Ya se han reducido en Canarias las horas destinadas a Matemáticas y Lengua, para encajar una materia obligatoria de educación emocional. ¿Tiene sentido que un alumno de cuarto de primaria dedique el tiempo que antes dedicaba a estas dos asignaturas a “identificar sus estados de ánimo”, responder a preguntas sobre cómo se siente” o confesar si en casa le reciben “con un abrazo”…? ¿No supone todo esto una invasión en la intimidad emocional de los alumnos, que pueden sentirse incómodos, desnudos emocionalmente, ante la indagación del adulto? ¿De verdad es más urgente elevar la autoestima de nuestros alumnos que resolver los problemas de “analfabetismo”, como parecía sugerir recientemente un profesor de Psicología? La mejor manera de educar las emociones de nuestros alumnos es no comprometerlas. Y la mejor forma de mostrar aprecio hacia los demás es respetar sus posicionamientos, aunque no se empatice con ellos (al fin y al cabo, ¿qué mérito tiene empatizar con alguien que ve las cosas igual que nosotros?).
También Galicia se suma a la tiranía de las emociones. Según un comité educativo asesor, “el interés en clase” y “el absentismo escolar” son consecuencia, pásmense, de la pandemia (hasta ahora, que un alumno no se interesara por estudiar o faltara a clase se debía a que el profesor “no lo sabía motivar” o a que el currículo estaba “obsoleto”, pero ya tenemos el factor definitivo: el COVID ha llegado para servir de Excusa Total. Bien lo sabe nuestra Ministra, con sus “no-aprobados generales”. El antídoto ante esta falta de interés nada tiene que ver, pues, con el ejercicio de la responsabilidad o la recuperación de conceptos como disciplina, atención o constancia, no, la solución es recurrir a un “Plan de Bienestar Emocional”, con objetivos como “la resiliencia” (¿pero qué resiliencia van a desarrollar nuestros alumnos si les evitamos afrontar retos?) o la ya mencionada autoestima, que como se nos dispare más no sé dónde puede terminar (bueno, sí, en un narcisismo patológico).

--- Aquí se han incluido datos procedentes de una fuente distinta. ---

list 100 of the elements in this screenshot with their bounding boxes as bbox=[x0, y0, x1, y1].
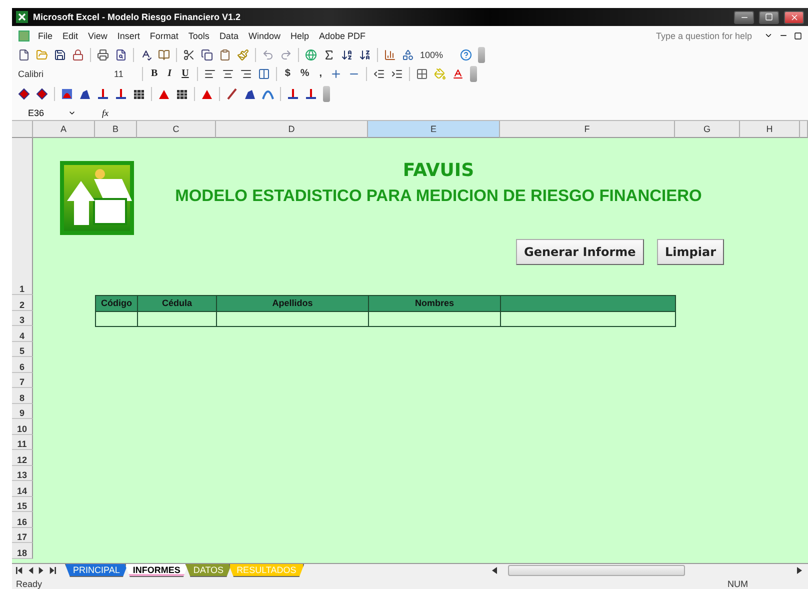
line-icon[interactable] bbox=[226, 88, 238, 100]
area-chart-icon[interactable] bbox=[61, 88, 73, 100]
align-left-icon[interactable] bbox=[204, 68, 216, 80]
plot-icon[interactable] bbox=[97, 88, 109, 100]
triangle-icon[interactable] bbox=[201, 88, 213, 100]
font-size-field[interactable]: 11 bbox=[114, 68, 136, 78]
area-chart-icon[interactable] bbox=[244, 88, 256, 100]
increase-decimal-icon[interactable] bbox=[330, 68, 342, 80]
toolbar-options-icon[interactable] bbox=[478, 46, 485, 62]
globe-icon[interactable] bbox=[305, 48, 317, 60]
column-header[interactable]: A bbox=[33, 121, 95, 138]
menu-item[interactable]: Format bbox=[148, 30, 180, 40]
underline-button[interactable]: U bbox=[180, 68, 191, 79]
font-name-field[interactable]: Calibri bbox=[18, 68, 108, 78]
book-icon[interactable] bbox=[158, 48, 170, 60]
sum-icon[interactable] bbox=[323, 48, 335, 60]
column-header[interactable]: D bbox=[216, 121, 368, 138]
menu-item[interactable]: Data bbox=[217, 30, 240, 40]
triangle-icon[interactable] bbox=[158, 88, 170, 100]
plot-icon[interactable] bbox=[305, 88, 317, 100]
help-search-field[interactable]: Type a question for help bbox=[654, 30, 758, 42]
previous-sheet-icon[interactable] bbox=[27, 567, 34, 574]
row-header[interactable]: 6 bbox=[12, 357, 33, 372]
number-format-button[interactable]: , bbox=[317, 68, 324, 79]
diamond-icon[interactable] bbox=[36, 88, 48, 100]
dropdown-icon[interactable] bbox=[764, 31, 773, 40]
help-icon[interactable] bbox=[460, 48, 472, 60]
menu-item[interactable]: View bbox=[86, 30, 110, 40]
spelling-icon[interactable] bbox=[140, 48, 152, 60]
table-cell[interactable] bbox=[95, 310, 138, 327]
row-header[interactable]: 12 bbox=[12, 450, 33, 466]
next-sheet-icon[interactable] bbox=[38, 567, 45, 574]
cut-icon[interactable] bbox=[183, 48, 195, 60]
row-header[interactable]: 7 bbox=[12, 372, 33, 388]
maximize-button[interactable] bbox=[759, 10, 779, 24]
paste-icon[interactable] bbox=[219, 48, 231, 60]
name-box[interactable]: E36 bbox=[12, 108, 82, 118]
format-painter-icon[interactable] bbox=[237, 48, 249, 60]
row-header[interactable]: 17 bbox=[12, 528, 33, 543]
area-chart-icon[interactable] bbox=[79, 88, 91, 100]
copy-icon[interactable] bbox=[201, 48, 213, 60]
generate-report-button[interactable]: Generar Informe bbox=[516, 239, 644, 265]
menu-item[interactable]: Help bbox=[288, 30, 311, 40]
row-header[interactable]: 1 bbox=[12, 138, 33, 295]
row-header[interactable]: 4 bbox=[12, 326, 33, 342]
table-icon[interactable] bbox=[176, 88, 188, 100]
row-header[interactable]: 18 bbox=[12, 543, 33, 558]
scroll-left-icon[interactable] bbox=[492, 567, 498, 574]
align-right-icon[interactable] bbox=[240, 68, 252, 80]
number-format-button[interactable]: $ bbox=[282, 68, 292, 79]
row-header[interactable]: 16 bbox=[12, 512, 33, 528]
undo-icon[interactable] bbox=[262, 48, 274, 60]
menu-item[interactable]: Insert bbox=[115, 30, 142, 40]
indent-icon[interactable] bbox=[391, 68, 404, 80]
first-sheet-icon[interactable] bbox=[16, 567, 23, 574]
restore-icon[interactable] bbox=[794, 32, 802, 40]
merge-icon[interactable] bbox=[258, 68, 270, 80]
shapes-icon[interactable] bbox=[402, 48, 414, 60]
clear-button[interactable]: Limpiar bbox=[657, 239, 724, 265]
column-header[interactable]: C bbox=[137, 121, 216, 138]
toolbar-options-icon[interactable] bbox=[470, 66, 478, 82]
row-header[interactable]: 2 bbox=[12, 295, 33, 310]
document-icon[interactable] bbox=[18, 30, 30, 42]
borders-icon[interactable] bbox=[416, 68, 428, 80]
plot-icon[interactable] bbox=[287, 88, 299, 100]
menu-item[interactable]: Window bbox=[246, 30, 282, 40]
table-cell[interactable] bbox=[500, 310, 676, 327]
row-header[interactable]: 3 bbox=[12, 310, 33, 326]
plot-icon[interactable] bbox=[115, 88, 127, 100]
menu-item[interactable]: Edit bbox=[60, 30, 80, 40]
sheet-tab[interactable]: PRINCIPAL bbox=[65, 564, 128, 577]
chart-icon[interactable] bbox=[384, 48, 396, 60]
column-header[interactable]: B bbox=[95, 121, 137, 138]
column-header[interactable]: G bbox=[675, 121, 740, 138]
diamond-icon[interactable] bbox=[18, 88, 30, 100]
curve-icon[interactable] bbox=[262, 88, 274, 100]
redo-icon[interactable] bbox=[280, 48, 292, 60]
column-header[interactable]: F bbox=[500, 121, 675, 138]
italic-button[interactable]: I bbox=[166, 68, 174, 79]
table-icon[interactable] bbox=[133, 88, 145, 100]
print-icon[interactable] bbox=[97, 48, 109, 60]
save-icon[interactable] bbox=[54, 48, 66, 60]
new-file-icon[interactable] bbox=[18, 48, 30, 60]
row-header[interactable]: 11 bbox=[12, 434, 33, 450]
align-center-icon[interactable] bbox=[222, 68, 234, 80]
menu-item[interactable]: Tools bbox=[186, 30, 212, 40]
sort-ascending-icon[interactable] bbox=[341, 48, 353, 60]
minimize-button[interactable] bbox=[734, 10, 754, 24]
row-header[interactable]: 5 bbox=[12, 342, 33, 357]
column-header[interactable]: H bbox=[740, 121, 800, 138]
number-format-button[interactable]: % bbox=[298, 68, 312, 79]
fill-color-icon[interactable] bbox=[434, 68, 446, 80]
font-color-icon[interactable] bbox=[452, 68, 464, 80]
row-header[interactable]: 9 bbox=[12, 404, 33, 419]
row-header[interactable]: 14 bbox=[12, 481, 33, 496]
close-button[interactable] bbox=[784, 10, 804, 24]
sort-descending-icon[interactable] bbox=[359, 48, 371, 60]
menu-item[interactable]: Adobe PDF bbox=[316, 30, 368, 40]
scroll-right-icon[interactable] bbox=[796, 567, 802, 574]
outdent-icon[interactable] bbox=[373, 68, 386, 80]
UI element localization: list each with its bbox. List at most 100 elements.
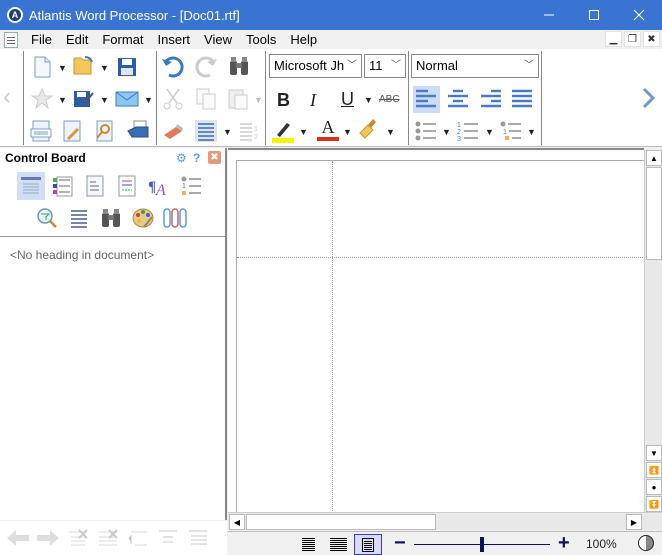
delete-all-icon[interactable] [95, 528, 121, 548]
paragraph-spacing-icon[interactable] [194, 119, 218, 143]
justify-icon[interactable] [510, 87, 534, 111]
menu-view[interactable]: View [197, 30, 239, 49]
bold-button[interactable]: B [277, 90, 290, 111]
format-painter-dropdown-icon[interactable]: ▼ [386, 127, 395, 137]
close-button[interactable] [616, 0, 662, 30]
eraser-icon[interactable] [161, 119, 185, 143]
cut-icon[interactable] [161, 87, 185, 111]
email-dropdown-icon[interactable]: ▼ [144, 95, 153, 105]
help-icon[interactable]: ? [193, 151, 200, 165]
document-properties-icon[interactable] [60, 119, 84, 143]
demote-icon[interactable] [185, 528, 211, 548]
doc-minimize-button[interactable]: ▁ [605, 31, 622, 47]
document-map-icon[interactable] [17, 172, 45, 200]
color-palette-icon[interactable] [129, 204, 157, 232]
scroll-right-button[interactable]: ▶ [626, 514, 642, 530]
doc-restore-button[interactable]: ❐ [624, 31, 641, 47]
toolbar-scroll-right-icon[interactable] [641, 87, 657, 109]
paragraph-spacing-dropdown-icon[interactable]: ▼ [223, 127, 232, 137]
style-select[interactable]: Normal ﹀ [411, 54, 539, 78]
numbering-icon[interactable]: 1 [177, 172, 205, 200]
bookmarks-icon[interactable] [113, 172, 141, 200]
menu-help[interactable]: Help [283, 30, 324, 49]
document-menu-icon[interactable] [4, 31, 18, 48]
font-size-select[interactable]: 11 ﹀ [364, 54, 406, 78]
doc-close-button[interactable]: ✖ [643, 31, 660, 47]
menu-file[interactable]: File [24, 30, 59, 49]
paste-dropdown-icon[interactable]: ▼ [254, 95, 263, 105]
browse-object-button[interactable]: ● [646, 479, 662, 495]
strikethrough-button[interactable]: ABC [379, 94, 400, 105]
line-numbering-icon[interactable]: 12 [237, 119, 261, 143]
align-center-icon[interactable] [446, 87, 470, 111]
highlight-color-icon[interactable] [271, 119, 295, 143]
previous-page-button[interactable]: ⏫ [646, 462, 662, 478]
next-page-button[interactable]: ⏬ [646, 496, 662, 512]
save-as-icon[interactable] [71, 87, 95, 111]
italic-button[interactable]: I [310, 90, 316, 111]
page-view-button[interactable] [354, 534, 382, 555]
numbered-list-dropdown-icon[interactable]: ▼ [485, 127, 494, 137]
document-editor[interactable] [228, 148, 657, 521]
align-left-icon[interactable] [413, 86, 440, 113]
undo-icon[interactable] [161, 55, 185, 79]
bullet-list-dropdown-icon[interactable]: ▼ [442, 127, 451, 137]
font-name-select[interactable]: Microsoft Jh ﹀ [269, 54, 362, 78]
settings-icon[interactable]: ⚙ [176, 151, 187, 165]
open-dropdown-icon[interactable]: ▼ [100, 63, 109, 73]
favorites-dropdown-icon[interactable]: ▼ [58, 95, 67, 105]
filter-search-icon[interactable] [33, 204, 61, 232]
align-right-icon[interactable] [479, 87, 503, 111]
page-layout-icon[interactable] [29, 119, 53, 143]
forward-arrow-icon[interactable] [35, 528, 61, 548]
scroll-left-button[interactable]: ◀ [229, 514, 245, 530]
paste-icon[interactable] [226, 87, 250, 111]
paperclip-icon[interactable] [161, 204, 189, 232]
find-binoculars-icon[interactable] [227, 54, 251, 78]
draft-view-button[interactable] [294, 534, 322, 555]
underline-dropdown-icon[interactable]: ▼ [364, 95, 373, 105]
redo-icon[interactable] [194, 55, 218, 79]
save-icon[interactable] [115, 55, 139, 79]
scroll-up-button[interactable]: ▲ [646, 150, 662, 166]
font-color-button[interactable]: A [316, 117, 340, 141]
notes-icon[interactable] [81, 172, 109, 200]
save-as-dropdown-icon[interactable]: ▼ [100, 95, 109, 105]
new-document-dropdown-icon[interactable]: ▼ [58, 63, 67, 73]
promote-icon[interactable] [155, 528, 181, 548]
print-preview-icon[interactable] [92, 119, 116, 143]
format-painter-icon[interactable] [357, 117, 381, 141]
styles-list-icon[interactable] [49, 172, 77, 200]
find-icon[interactable] [97, 204, 125, 232]
zoom-out-button[interactable]: − [394, 532, 406, 554]
document-page[interactable] [236, 160, 657, 521]
underline-button[interactable]: U [341, 89, 354, 110]
scroll-down-button[interactable]: ▼ [646, 445, 662, 461]
vertical-scrollbar[interactable]: ▲ ▼ ⏫ ● ⏬ [644, 150, 662, 512]
font-color-dropdown-icon[interactable]: ▼ [343, 127, 352, 137]
open-folder-icon[interactable] [71, 53, 95, 77]
bullet-list-icon[interactable] [414, 119, 438, 143]
highlight-dropdown-icon[interactable]: ▼ [299, 127, 308, 137]
paragraph-list-icon[interactable] [65, 204, 93, 232]
font-styles-icon[interactable]: ¶ A [145, 172, 173, 200]
menu-insert[interactable]: Insert [151, 30, 198, 49]
vertical-scroll-thumb[interactable] [646, 167, 662, 260]
horizontal-scroll-thumb[interactable] [246, 514, 436, 530]
maximize-button[interactable] [571, 0, 617, 30]
email-icon[interactable] [115, 87, 139, 111]
multilevel-list-dropdown-icon[interactable]: ▼ [527, 127, 536, 137]
multilevel-list-icon[interactable]: 1 [499, 119, 523, 143]
toolbar-scroll-left-icon[interactable]: ‹ [3, 85, 11, 109]
menu-edit[interactable]: Edit [59, 30, 95, 49]
horizontal-scrollbar[interactable]: ◀ ▶ [228, 512, 662, 530]
new-document-icon[interactable] [30, 55, 54, 79]
menu-tools[interactable]: Tools [239, 30, 283, 49]
zoom-slider-thumb[interactable] [480, 537, 484, 552]
contrast-icon[interactable] [638, 535, 654, 551]
close-panel-icon[interactable]: ✖ [208, 151, 221, 164]
menu-format[interactable]: Format [95, 30, 150, 49]
numbered-list-icon[interactable]: 123 [456, 119, 480, 143]
print-icon[interactable] [126, 119, 150, 143]
web-view-button[interactable] [324, 534, 352, 555]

Volvemos a caer en la sobredimensión de los aspectos más subjetivos, arbitrarios y cuestionables de la educación, cuando lo apremiante es fundamentar nuestro sistema en lo sólido, en lo científico, en la evidencia y en la experiencia de quien cada día se bate el cobre en clase con el propósito de enseñar y formar ciudadanos. Los propios psicólogos denuncian la intrusión de pseudociencias como el “coaching” (¿les suena?) en su ámbito de trabajo, que “podría”, denunciaban, “desorientar a pacientes desinformados”. Nosotros tenemos alumnos (naturalmente) desinformados, a los que estamos desorientando también a base de ocurrencias, placebos y métodos milagrosos que ni servirán para lograr su bienestar ni ayudarán a conformar una sociedad madura, crítica y emocional e intelectualmente sana. Pero no se apuren: algunos investigadores consideran que las abejas parecen ponerse de buen humor cuando prueban algo dulce. Supongo que con esto sería suficiente para, como poco, obtener el título de ESO. Saluden a los futuros Gregorio Samsa. Pronto serán nuestros gobernantes.
Alberto Royo es profesor de Música en el IES Tierra Estella y autor de: Contra la nueva educación (2016), La sociedad gaseosa (2017) y Cuaderno de un profesor (2019), todos ellos publicados por Plataforma Editorial.